Private Debt ist jedoch eine sehr heterogene Anlageklasse, die von Unternehmen, Immobilien und Infrastruktur bis hin zu Schiffs- und Flugzeugfinanzierungen reicht. Im Bereich der Unternehmenskredite muss weiter nach den illiquiden Direct Lending-Strategien und den liquiden, breit syndizierten Senior Loans unterschieden werden. Unter Direct Lending versteht man die Kreditvergabe von einem oder wenigen Kreditgebern an kleine und mittlere Unternehmen. Obwohl Mezzanine-Loans auch zum Direct Lending gehören, verbindet man doch in erster Linie direkt vergebene Senior und Unitranche-Loans mit dem Begriff. Breit syndizierte Senior Loans sind Darlehen an große Unternehmen, die durch Geschäfts- oder Investmentbanken strukturiert und vermarktet werden. Aufgrund ihrer starken Standardisierung und des gut funktionierenden Sekundärmarkts sind sie eher im liquiden Segment angesiedelt und fallen nicht unter Direct Lending. Doch ist es sinnvoll, sie in diesem Kontext zu nennen, da sie oft als Vergleichsbarometer dienen. Die komplexe Materie und das breite Spektrum, allein im Bereich der Unternehmenskredite, erfordert eine differenzierte Risikobetrachtung. Dazu sind drei Ebenen zu berücksichtigen: die individuelle Unternehmensanalyse, die Portfolioanalyse aller Unternehmenskredite und die Gesamtportfoliobetrachtung unter Einbezug anderer Anlageklassen.

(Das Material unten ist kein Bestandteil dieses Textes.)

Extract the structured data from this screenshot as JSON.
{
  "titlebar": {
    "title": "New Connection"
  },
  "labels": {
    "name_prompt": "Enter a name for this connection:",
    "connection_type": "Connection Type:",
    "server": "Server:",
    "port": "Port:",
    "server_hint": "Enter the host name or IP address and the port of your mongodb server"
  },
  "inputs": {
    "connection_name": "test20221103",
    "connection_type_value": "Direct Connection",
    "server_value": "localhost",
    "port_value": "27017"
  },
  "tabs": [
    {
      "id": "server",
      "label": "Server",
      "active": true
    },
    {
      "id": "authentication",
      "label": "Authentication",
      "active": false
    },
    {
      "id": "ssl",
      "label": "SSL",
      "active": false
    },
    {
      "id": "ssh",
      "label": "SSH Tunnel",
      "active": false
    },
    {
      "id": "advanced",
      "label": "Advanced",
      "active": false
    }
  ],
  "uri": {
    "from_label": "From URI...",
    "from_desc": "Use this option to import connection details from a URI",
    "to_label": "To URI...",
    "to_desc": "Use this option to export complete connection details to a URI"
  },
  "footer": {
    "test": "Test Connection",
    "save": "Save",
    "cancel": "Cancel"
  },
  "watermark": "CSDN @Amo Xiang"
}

Ähnliche Fundamentalanalyse – unterschiedlicher Strukturierungsfokus
Die Fundamentalanalyse eines Unternehmens für eine Fremdkapitalfinanzierung gleicht im Grunde der Analyse für die Eigenkapitalfinanzierung, nur wird der Fokus dabei eher auf die Verlustvermeidung als auf hohe Kapitalerträge gelegt. Am Anfang steht die Markt- und Branchenanalyse, die das aktuelle wirtschaftliche Umfeld, die Struktur des Sektors und Auswirkungen auf das Unternehmen untersucht: Wer sind die Hauptakteure in diesem Feld, wie profitabel ist der Sektor und was sind die Industrietrends und Wachstumstreiber? Auch regulatorische und steuerliche Aspekte werden in diesem Zusammenhang beleuchtet. Dieser erste Schritt ist notwendig, um zu bestimmen, welchem makroökonomischen Risiko das Investment ausgesetzt ist oder sein könnte. Dann wird das sogenannte Geschäftsrisiko analysiert: Hier wird das Geschäftsmodell mit all seinen Stärken und Schwächen betrachtet und mit geeigneten Performance-Indikatoren gemessen. Das umfasst eine Analyse der Geschäftsabschlüsse, der Produkte und der Produktstrategie sowie des Managementteams. Zusätzlich wird geprüft, inwieweit bestehende Verpflichtungen bedient werden können und wie groß das Liquiditäts- und Refinanzierungsrisiko ist. Weiterhin wird die Ausgestaltung des Kreditvertrags genutzt, um das Verlustrisiko so gering wie möglich zu halten. Jeder Kreditgeber wird versuchen, die höchste Position in der Kapitalstruktur zu erreichen. Das ist berechtigt, da etwa im Falle einer Insolvenz die Rückgewinnungsquote von Senior Loans bei rund 80% liegt. Bei Mezzanine sind es dagegen nur 20%. Bei Unternehmenskrediten wird die Verschuldung oft auch in Bezug zur Ertragskraft der Firma, gemessen am EBITDA, gesetzt. So werden Senior Loans mit bis zum 3- bis 4,5-fachen EBITDA vergeben, wobei die Gesamtverschuldung das 5-fache EBITDA übersteigen kann. Um die Rendite mit dem Risiko zu verbinden, wird oft die Zins-Verschuldungs-Ratio genutzt. Wird zum Beispiel ein Senior Loan strukturiert, dem eine Verschuldung vom 4-fachen des EBITDA zugrunde liegt und der einen jährlichen Zins von 7% zahlt, dann ergibt das einen Wert von etwa 1,8% per 1,0x – EBITDA. Kommt nun eine Mezzanine-Finanzierung mit bis zum 5-Fachen des EBITDA und 12% Rendite hinzu, muss eine Unitranche-Lösung mehr als 8,8% Rendite jährlich abwerfen, da mit steigender Verschuldung auch das Insolvenzrisiko steigt.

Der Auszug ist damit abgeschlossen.